Aziz, professeur et membre du front uni des immigrations et des quartiers populaires. © LF
Enseignant dans un collège marseillais, il ne sait pas encore s’il retournera voter au second tour. « Marine Le Pen c’est la mort subite, Macron la mort lente, C’est la grande question, je verrai au dernier moment. Notre préoccupation première, c’est notre bataille de tous les jours dans les quartiers, contre les violences policières, contre l’impunité dont jouissent les policiers. C’est une des raisons pour lesquelles les gens pètent les plombs, alors il faut y mettre fin. Bien sûr le gouvernement a une influence sur les conditions de lutte, mais l’essentiel c’est la lutte. Marine Le Pen veut une présomption de légitime défense, le gouvernement Hollande a fait la même chose (en votant une loi élargissant les conditions de tir des policiers, ndlr), c’est la même logique. Ok, nous les Arabes, serons les premiers visés si elle arrive au pouvoir, mais nous sommes déjà les premiers visés depuis longtemps. La déchéance de nationalité, la stigmatisation au quotidien, c’est du racisme d’État. Ce sont des lois qui visent une partie de la population, qui montrent du doigt. Si aujourd’hui dans les quartiers populaires, les gens s’autodétruisent à travers la drogue, la survie comme ils peuvent, c’est parce que tout l’espoir mis dans les politiques a disparu. Les gens sont blasés, ils deviennent nihilistes. Moi je n’y crois plus depuis que le gouvernement Mauroy, un premier ministre socialiste, a désigné des ouvriers maghrébins de Peugeot Talbot comme alliés au Shah d’Iran parce qu’ils étaient en grève. »

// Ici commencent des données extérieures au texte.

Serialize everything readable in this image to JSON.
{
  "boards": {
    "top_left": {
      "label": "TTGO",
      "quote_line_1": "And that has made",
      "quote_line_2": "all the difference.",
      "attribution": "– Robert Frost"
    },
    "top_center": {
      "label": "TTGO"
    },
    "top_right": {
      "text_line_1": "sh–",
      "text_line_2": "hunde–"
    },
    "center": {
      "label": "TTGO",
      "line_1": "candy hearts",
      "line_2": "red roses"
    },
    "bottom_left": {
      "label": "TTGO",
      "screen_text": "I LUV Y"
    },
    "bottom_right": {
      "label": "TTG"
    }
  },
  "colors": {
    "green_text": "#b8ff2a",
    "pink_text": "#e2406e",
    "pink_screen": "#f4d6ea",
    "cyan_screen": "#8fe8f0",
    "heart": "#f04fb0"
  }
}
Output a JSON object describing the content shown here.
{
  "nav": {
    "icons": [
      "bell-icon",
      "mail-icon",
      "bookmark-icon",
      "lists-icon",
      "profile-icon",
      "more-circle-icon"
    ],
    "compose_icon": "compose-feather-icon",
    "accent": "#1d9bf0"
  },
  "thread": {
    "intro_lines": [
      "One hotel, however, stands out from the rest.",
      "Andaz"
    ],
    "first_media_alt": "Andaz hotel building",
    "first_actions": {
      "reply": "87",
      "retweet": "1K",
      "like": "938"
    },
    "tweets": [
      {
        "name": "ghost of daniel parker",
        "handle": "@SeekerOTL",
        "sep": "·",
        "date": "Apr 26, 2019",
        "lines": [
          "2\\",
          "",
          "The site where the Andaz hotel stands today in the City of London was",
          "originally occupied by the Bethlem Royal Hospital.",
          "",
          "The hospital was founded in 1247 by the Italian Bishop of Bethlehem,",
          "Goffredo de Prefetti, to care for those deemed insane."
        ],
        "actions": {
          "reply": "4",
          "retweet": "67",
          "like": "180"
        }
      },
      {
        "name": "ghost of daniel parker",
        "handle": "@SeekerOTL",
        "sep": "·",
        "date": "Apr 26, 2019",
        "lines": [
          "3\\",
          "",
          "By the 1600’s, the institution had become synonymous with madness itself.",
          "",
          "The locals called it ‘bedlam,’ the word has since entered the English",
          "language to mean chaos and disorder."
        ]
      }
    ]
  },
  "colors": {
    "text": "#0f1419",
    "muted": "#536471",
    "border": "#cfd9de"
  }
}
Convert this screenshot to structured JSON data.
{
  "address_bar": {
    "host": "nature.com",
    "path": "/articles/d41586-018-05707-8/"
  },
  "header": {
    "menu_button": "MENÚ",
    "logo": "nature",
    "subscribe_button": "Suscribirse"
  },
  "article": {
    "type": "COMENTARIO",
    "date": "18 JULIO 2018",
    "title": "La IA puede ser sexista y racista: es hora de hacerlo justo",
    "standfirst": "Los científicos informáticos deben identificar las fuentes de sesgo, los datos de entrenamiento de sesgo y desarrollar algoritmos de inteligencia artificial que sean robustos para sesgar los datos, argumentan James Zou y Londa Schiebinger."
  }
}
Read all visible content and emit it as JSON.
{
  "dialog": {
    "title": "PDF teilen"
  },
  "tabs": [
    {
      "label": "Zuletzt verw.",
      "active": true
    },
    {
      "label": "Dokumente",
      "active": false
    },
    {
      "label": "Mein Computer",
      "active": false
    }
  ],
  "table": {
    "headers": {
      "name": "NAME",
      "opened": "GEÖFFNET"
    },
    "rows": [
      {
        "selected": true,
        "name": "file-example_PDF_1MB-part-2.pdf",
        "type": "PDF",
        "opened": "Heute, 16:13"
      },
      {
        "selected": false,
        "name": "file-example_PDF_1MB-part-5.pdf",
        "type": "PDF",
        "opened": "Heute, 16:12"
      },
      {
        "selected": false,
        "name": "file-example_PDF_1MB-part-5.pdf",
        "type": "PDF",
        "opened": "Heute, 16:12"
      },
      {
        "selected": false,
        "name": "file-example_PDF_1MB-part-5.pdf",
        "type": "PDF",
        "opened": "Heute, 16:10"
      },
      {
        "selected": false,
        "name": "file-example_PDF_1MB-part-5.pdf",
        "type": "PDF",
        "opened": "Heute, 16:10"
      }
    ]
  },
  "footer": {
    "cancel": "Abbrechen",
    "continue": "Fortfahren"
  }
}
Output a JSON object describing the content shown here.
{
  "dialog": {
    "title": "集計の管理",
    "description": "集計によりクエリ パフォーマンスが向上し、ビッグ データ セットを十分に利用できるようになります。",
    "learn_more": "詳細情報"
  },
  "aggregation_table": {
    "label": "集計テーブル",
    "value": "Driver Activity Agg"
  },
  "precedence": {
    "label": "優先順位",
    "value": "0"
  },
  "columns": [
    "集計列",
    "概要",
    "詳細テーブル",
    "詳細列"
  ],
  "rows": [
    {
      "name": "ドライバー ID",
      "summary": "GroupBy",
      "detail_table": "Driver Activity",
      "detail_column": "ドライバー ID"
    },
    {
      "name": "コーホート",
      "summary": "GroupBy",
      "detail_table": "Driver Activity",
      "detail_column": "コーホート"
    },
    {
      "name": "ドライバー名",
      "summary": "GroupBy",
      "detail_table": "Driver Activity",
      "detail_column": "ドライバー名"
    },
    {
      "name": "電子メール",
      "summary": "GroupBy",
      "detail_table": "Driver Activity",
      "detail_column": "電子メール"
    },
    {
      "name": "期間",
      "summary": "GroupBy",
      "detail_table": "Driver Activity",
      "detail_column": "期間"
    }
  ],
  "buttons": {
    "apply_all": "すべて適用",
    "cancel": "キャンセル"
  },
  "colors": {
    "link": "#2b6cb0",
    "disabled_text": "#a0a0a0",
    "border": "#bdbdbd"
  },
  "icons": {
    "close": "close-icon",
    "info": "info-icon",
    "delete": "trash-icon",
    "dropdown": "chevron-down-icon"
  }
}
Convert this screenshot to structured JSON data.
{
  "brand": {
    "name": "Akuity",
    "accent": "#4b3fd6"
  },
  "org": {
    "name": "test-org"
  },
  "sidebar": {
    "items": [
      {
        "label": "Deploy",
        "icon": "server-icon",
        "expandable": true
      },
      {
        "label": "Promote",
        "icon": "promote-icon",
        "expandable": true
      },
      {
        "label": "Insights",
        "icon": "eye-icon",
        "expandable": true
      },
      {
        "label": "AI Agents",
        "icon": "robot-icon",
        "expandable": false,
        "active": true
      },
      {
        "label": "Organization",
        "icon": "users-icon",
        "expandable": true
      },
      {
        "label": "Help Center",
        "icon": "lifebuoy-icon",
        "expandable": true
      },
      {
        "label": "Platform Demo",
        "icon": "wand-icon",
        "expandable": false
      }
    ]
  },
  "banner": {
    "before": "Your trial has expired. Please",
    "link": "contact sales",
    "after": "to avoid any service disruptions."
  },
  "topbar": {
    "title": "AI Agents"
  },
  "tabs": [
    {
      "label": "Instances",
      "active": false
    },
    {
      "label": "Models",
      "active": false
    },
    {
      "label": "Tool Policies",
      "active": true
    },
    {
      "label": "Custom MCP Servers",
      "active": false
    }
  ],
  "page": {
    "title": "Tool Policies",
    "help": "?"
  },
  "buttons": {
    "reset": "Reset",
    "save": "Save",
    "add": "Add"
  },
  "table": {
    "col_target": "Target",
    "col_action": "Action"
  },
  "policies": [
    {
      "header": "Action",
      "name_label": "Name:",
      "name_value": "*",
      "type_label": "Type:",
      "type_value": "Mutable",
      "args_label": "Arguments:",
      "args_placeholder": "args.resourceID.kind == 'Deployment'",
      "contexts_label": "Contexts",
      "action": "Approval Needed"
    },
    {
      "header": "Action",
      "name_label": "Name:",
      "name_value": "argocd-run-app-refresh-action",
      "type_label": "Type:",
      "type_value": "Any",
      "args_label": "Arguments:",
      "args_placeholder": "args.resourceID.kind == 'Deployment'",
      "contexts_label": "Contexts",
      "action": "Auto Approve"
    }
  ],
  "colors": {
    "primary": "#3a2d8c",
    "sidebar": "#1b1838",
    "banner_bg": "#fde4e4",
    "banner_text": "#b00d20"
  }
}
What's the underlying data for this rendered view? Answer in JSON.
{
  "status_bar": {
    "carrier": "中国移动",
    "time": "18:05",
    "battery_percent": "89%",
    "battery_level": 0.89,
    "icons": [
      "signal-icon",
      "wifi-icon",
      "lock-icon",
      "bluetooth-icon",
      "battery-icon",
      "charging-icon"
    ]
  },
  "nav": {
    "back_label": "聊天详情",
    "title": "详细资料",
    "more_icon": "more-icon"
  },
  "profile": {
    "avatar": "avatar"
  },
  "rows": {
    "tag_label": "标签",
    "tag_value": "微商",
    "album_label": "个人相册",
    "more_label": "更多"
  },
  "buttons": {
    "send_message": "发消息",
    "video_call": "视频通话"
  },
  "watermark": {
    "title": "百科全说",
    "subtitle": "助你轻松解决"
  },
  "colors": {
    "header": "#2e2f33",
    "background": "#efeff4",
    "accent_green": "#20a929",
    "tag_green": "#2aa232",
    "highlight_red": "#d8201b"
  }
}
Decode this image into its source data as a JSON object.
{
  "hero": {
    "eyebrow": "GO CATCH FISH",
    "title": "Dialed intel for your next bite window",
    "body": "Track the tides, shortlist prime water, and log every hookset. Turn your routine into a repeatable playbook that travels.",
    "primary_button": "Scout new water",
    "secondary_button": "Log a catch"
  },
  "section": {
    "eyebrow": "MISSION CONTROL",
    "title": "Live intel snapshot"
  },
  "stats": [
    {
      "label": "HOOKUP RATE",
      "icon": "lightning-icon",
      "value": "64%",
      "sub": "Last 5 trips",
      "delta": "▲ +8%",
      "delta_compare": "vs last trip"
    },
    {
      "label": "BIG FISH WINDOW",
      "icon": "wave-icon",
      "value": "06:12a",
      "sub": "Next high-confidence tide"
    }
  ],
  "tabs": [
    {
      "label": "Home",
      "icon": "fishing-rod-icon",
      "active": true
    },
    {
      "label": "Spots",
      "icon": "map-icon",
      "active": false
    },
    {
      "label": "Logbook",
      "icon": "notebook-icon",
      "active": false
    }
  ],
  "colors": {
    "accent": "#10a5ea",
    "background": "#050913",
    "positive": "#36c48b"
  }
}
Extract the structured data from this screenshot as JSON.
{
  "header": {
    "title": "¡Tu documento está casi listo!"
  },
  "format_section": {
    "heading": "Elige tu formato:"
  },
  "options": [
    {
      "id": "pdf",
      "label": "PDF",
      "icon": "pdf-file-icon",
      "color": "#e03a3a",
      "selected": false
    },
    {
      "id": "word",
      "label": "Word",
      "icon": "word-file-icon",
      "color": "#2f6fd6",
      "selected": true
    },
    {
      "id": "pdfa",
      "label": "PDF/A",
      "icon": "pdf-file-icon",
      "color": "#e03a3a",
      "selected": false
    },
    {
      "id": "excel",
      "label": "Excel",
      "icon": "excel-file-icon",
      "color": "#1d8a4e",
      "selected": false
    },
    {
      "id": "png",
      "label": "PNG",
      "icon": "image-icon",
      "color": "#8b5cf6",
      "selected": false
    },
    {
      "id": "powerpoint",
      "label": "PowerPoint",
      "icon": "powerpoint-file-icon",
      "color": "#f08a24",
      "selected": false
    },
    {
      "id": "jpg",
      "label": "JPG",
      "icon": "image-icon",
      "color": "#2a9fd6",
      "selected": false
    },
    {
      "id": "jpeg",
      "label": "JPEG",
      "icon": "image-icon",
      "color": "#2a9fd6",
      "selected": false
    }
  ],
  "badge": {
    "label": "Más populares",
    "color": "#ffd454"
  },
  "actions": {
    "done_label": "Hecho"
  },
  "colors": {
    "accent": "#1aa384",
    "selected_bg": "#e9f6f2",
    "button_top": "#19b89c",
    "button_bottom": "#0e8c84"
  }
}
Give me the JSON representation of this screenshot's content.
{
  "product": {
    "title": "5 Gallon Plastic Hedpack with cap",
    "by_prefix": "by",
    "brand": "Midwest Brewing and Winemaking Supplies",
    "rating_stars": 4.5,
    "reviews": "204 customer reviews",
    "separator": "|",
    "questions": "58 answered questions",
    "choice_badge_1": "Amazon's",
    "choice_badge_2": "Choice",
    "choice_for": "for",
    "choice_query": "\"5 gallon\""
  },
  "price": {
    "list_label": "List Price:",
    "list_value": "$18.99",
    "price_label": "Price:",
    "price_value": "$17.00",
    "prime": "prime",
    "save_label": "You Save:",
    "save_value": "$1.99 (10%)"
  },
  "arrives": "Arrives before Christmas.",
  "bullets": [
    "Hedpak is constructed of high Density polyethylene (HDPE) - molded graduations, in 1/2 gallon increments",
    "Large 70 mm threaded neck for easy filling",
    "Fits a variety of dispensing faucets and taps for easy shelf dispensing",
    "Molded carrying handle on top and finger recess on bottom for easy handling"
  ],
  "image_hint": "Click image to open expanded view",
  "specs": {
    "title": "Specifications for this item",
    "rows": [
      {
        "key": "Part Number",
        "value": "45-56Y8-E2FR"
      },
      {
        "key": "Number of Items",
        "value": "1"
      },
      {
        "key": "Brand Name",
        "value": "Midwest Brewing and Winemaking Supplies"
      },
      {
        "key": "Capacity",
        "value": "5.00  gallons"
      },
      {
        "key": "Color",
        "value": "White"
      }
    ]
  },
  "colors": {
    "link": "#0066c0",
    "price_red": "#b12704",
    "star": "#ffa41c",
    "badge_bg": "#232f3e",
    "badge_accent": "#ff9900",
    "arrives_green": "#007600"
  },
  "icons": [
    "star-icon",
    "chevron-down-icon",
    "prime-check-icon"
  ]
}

À ses côtés, Messaouda, 52 ans, militante depuis un an, ne vote plus depuis le référendum sur le traité européen et l’enjeu du 7 mai n’y changera rien. « Tous les mains, je me réveille avec cette idée (d’une Le Pen présidente, ndlr), je n’arrive même pas à y réfléchir, ça me tétanise, lâche cette formatrice en Fleu (français langue étrangère). Après coup, j’ai regretté d’avoir voté Chirac contre Le Pen en 2002. Ce n’est pas que je n’ai pas peur, au contraire. Ce retour de l’identité nationale, on l’a déjà vécu sous Sarkozy. Et pas que nous les Rebeu, aussi des gens de l’Est, des Français d’ici avec des noms à consonance étrangère. Mais je n’adhère pas au système. »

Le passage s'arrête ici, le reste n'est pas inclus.